It's science, but not as we know it. Thomas Granatir looks at the prediction methods that could change the face of public health.
Millie is 87. She is overweight. She has type-2 diabetes and congestive heart failure. In recent years, she has developed severe vascular degeneration and painfully debilitating peripheral neuropathy. She walks with great difficulty.
Millie is well educated. Her health literacy is first-rate. Yet she fails to control her weight, eats irresponsibly and takes her medication irregularly. This renders her condition unstable and dangerous. If it were not for the care she receives from husband Willie, she would be in a nursing home or dead.
Willie is 90. He spends 30 minutes a day doing floor exercises he started doing when he turned 40. He goes to the gym three times a week in his relentless fight against sarcopenia. He weighs what he did 50 years ago. Willie does the shopping and cooking and takes care of Millie. In the past year, his only serious medical event was a cracked tooth.
Millie's condition is the result of behaviours that have persisted for 60 years. But there is a subtext. the healthcare system that has done such a good job of keeping her alive is helpless to deal with the underlying behavioural issues that have conditioned her health.
The cost of treating acute episodes for 'Millies' will threaten the viability of health systems across the globe. The growing incidence of behaviour-induced disease - obesity, cardiovascular disease, cancer, and diabetes - challenges our health systems to rethink how they deliver care, and our public health systems to rethink how we manage health.
Humana is a large US health insurer with responsibility for about 11 million lives. About six years ago, we began to approach this problem by finding and influencing people careering towards poor health.
To do this, we had to figure out who is going to be sick, how sick, and how soon. We had to stop thinking about people as clinical objects and try to understand the complex social, psychological, and cultural contexts of the decisions they make that render them more like Millie and less like Willie.
The science we drew on was more computational and anthropological than clinical.
Our primary, secondary, hospital, laboratory and pharmacy data is organised into a person-centered data warehouse. Once we organise the data around the individual, we can see the care paths of each over time. These can be compared with evidence-based practices to identify people who may be receiving too little care, too much, or the wrong sort. By modelling at the individual level, we can describe health trends aggregated to a GP practice, hospital, locality, or region.
Finding high users in this data is easy. But how do we find those 'at risk' who may be high users tomorrow?
Most risk modelling looks at clinical events, translating them with the help of clinical algorithms into a risk score that represents future medical costs and use. But what if we assume that patients are not inert objects? What if we assume biological, psychological, social, cultural and environmental variables - that cannot be reduced to a set of clinical algorithms?
What if we assume these variables are interdependent; that a small change today can mean a large change tomorrow? These assumptions seem obvious, but they are the opposite of those made in conventional health analytics.
The third way
Computational science exploits advances in IT and maths so scientists can work on problems previously thought too difficult or too large. It allows scientists to build models that predict what might happen in the lab, which help them understand what they then see in real experiments.
But it is also used to perform experiments too expensive or dangerous to conduct in the lab, such as finding out how a new drug might behave in the body.

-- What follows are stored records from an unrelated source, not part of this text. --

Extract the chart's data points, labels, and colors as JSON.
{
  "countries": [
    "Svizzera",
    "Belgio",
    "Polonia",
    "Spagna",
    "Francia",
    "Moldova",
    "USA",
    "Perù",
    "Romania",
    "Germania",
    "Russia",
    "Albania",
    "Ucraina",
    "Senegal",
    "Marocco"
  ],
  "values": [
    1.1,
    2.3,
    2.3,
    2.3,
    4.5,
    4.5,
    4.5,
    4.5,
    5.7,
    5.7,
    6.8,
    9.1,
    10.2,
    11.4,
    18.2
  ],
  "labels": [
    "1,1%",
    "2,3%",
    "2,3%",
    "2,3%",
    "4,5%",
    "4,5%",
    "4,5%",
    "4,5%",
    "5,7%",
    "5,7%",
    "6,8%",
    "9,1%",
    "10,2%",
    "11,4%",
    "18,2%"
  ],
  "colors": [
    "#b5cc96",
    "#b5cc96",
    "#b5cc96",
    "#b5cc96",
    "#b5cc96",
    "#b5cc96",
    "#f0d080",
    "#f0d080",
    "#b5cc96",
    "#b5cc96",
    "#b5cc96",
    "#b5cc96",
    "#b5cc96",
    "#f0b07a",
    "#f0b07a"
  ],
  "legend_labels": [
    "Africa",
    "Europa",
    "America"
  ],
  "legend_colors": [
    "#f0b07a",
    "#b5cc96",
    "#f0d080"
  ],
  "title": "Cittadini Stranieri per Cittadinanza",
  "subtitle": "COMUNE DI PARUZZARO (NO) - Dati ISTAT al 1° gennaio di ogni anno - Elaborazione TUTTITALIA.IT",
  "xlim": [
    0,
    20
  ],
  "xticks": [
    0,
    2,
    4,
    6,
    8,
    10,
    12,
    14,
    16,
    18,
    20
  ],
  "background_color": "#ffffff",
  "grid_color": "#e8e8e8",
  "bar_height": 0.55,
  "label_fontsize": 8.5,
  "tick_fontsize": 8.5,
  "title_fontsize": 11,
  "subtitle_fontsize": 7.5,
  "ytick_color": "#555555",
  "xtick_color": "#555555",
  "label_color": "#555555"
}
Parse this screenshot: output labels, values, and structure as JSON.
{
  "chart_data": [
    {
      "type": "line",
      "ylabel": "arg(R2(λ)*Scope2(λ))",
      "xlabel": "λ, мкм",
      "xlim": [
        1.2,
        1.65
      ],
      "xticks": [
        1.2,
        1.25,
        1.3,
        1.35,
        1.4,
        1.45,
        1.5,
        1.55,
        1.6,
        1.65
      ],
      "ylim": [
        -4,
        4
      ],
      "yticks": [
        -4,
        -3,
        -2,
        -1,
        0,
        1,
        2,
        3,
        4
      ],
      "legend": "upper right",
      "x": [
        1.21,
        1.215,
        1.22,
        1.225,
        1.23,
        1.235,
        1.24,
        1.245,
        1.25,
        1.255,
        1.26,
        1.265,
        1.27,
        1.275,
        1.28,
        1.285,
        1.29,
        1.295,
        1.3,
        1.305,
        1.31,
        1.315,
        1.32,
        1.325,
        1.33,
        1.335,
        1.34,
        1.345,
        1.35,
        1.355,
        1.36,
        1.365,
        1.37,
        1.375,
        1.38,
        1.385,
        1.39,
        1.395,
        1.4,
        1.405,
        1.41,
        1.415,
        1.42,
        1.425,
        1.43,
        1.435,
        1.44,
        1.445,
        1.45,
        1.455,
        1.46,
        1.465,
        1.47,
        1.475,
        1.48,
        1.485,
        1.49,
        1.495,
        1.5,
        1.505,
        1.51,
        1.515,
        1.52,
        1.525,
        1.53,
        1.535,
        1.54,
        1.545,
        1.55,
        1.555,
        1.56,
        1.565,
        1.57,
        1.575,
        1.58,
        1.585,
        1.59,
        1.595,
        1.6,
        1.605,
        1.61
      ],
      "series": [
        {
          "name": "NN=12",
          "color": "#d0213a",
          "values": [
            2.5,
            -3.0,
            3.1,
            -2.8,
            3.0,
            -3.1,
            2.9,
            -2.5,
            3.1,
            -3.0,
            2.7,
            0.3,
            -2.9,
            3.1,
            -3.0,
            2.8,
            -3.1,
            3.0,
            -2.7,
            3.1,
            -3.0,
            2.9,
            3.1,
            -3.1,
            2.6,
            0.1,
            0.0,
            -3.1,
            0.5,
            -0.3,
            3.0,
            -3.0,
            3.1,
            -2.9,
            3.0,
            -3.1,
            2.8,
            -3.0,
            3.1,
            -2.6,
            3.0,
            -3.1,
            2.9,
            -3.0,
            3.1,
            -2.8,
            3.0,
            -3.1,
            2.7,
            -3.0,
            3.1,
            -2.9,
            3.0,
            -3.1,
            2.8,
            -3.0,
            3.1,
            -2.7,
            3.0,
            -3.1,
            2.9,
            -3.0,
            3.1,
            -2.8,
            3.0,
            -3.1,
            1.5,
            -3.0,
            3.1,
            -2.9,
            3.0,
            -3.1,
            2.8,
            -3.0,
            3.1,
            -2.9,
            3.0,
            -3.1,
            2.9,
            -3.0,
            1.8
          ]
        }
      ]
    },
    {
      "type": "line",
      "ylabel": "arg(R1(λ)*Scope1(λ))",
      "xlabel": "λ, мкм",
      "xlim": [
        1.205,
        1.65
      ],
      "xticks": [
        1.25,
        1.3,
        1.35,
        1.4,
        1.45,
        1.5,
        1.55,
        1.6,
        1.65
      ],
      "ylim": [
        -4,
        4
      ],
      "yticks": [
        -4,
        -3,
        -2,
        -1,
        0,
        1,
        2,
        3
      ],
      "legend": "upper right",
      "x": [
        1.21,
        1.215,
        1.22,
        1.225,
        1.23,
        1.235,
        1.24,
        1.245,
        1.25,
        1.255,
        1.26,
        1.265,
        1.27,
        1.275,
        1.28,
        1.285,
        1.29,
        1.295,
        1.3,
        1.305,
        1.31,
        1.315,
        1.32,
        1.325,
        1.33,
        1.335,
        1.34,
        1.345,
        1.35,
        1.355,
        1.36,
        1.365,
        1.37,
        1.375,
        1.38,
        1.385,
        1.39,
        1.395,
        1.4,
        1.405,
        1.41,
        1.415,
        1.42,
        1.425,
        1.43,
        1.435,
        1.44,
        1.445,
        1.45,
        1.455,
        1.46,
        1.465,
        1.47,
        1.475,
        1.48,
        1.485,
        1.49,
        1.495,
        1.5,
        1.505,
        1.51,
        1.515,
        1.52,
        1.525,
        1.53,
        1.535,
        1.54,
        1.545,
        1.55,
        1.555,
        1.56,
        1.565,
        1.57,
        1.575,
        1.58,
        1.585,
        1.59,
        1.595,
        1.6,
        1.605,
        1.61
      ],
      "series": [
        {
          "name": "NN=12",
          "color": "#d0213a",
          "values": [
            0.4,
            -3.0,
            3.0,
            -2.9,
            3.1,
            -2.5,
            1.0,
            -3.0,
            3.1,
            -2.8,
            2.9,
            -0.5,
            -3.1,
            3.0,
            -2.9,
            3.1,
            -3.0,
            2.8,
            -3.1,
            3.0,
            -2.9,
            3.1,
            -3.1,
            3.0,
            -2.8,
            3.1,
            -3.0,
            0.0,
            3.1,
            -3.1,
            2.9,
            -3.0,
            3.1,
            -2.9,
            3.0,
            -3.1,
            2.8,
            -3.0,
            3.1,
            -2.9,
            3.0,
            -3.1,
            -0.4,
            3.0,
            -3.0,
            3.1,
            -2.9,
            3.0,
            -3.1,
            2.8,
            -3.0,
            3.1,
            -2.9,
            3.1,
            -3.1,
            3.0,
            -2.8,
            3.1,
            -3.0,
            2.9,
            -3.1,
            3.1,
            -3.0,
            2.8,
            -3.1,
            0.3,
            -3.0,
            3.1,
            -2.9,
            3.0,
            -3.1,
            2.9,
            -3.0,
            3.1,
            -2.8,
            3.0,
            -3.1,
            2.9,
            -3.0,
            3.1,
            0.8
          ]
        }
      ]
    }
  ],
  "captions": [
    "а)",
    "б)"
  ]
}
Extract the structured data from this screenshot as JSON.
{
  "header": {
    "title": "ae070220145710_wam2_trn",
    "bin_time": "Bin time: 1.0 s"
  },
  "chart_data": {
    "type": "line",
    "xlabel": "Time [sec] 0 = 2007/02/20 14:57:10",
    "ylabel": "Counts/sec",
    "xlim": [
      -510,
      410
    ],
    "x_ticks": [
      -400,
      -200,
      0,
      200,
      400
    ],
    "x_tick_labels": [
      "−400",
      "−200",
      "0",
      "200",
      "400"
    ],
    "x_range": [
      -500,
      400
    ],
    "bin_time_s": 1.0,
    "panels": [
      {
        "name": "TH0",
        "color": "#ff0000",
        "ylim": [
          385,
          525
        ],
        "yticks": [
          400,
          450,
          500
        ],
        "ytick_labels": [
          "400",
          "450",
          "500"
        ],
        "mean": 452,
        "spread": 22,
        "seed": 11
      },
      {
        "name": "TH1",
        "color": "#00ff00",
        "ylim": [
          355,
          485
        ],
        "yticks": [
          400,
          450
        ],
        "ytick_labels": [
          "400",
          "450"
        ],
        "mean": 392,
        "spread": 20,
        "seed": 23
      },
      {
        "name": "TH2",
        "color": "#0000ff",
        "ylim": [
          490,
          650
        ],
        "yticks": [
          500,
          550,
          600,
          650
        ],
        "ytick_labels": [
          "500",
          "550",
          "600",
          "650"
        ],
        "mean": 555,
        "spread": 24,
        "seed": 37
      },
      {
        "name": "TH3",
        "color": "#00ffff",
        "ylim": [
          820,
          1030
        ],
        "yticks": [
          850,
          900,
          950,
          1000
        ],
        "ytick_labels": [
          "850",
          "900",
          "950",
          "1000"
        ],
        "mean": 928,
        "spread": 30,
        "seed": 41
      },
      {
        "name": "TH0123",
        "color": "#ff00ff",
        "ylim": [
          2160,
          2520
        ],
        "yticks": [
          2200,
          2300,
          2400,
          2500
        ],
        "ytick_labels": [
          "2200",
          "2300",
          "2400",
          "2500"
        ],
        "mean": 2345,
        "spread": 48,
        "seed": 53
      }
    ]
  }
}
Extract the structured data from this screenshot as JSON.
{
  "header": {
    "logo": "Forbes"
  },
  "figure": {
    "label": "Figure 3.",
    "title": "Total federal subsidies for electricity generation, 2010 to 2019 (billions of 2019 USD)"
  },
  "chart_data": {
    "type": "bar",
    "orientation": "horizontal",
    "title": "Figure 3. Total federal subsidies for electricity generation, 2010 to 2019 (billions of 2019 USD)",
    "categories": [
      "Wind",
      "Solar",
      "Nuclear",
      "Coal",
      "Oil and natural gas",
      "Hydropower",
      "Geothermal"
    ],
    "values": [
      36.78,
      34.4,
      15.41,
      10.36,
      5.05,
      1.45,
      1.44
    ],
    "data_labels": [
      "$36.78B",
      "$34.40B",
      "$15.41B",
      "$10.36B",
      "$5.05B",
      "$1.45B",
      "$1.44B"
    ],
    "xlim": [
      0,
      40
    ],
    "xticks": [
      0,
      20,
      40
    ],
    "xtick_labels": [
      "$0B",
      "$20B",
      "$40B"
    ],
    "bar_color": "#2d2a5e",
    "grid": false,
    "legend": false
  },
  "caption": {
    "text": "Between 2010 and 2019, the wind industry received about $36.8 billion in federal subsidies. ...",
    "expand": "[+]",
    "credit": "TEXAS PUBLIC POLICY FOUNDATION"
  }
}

About five years ago, Humana began using signal processing techniques from the engineering sciences to analyse health data. These are different from most clinical modelling in that they treat clinical events as signals of a change in the individual's health state.
With these techniques, we can find Millie earlier and target interventions to mitigate her risk.
To help people, we have to know how they live and understand their medical problems in context. In patient-generated clinical encounters, context is discovered through a few questions asked by the clinician. In the new world of analytics, it is understood through the analysis of data - as much as we can get, and much more diverse than in the past. Our ability to understand people's context means we can characterise their circumstances, experience, behaviours, and how these change over time.
At Humana, we link encounter data to other signals, such as online logs, calls to a demand management line, and personal health risk assessments. These can tell us if a person is worried or anxious about a clinical matter.
With the new methods, we can incorporate new kinds of data and ask new questions - a kind of 'lifestyle analytics' - to help lifestyle change. In one pilot, for example, we are collecting physical activity and grocery data to see how these increase our ability to predict health risk.
Biosensors will be next, capturing heart rate, blood pressure, stress levels, blood glucose, and more. Activity monitors that record daily physical activity are available.
What it will mean
These changes open up the possibility of an entirely new approach to public health.
The next generation of public health professionals will understand populations through a deeper understanding of individuals. They will graduate from a piecemeal, ad-hoc, patient-initiated care system to systematic prevention and health monitoring.
This approach will make it possible to move clinical management out of the clinic and into patients' life stream, where health creation takes place.
Thomas Granatir is policy and research director at Humana. Europe.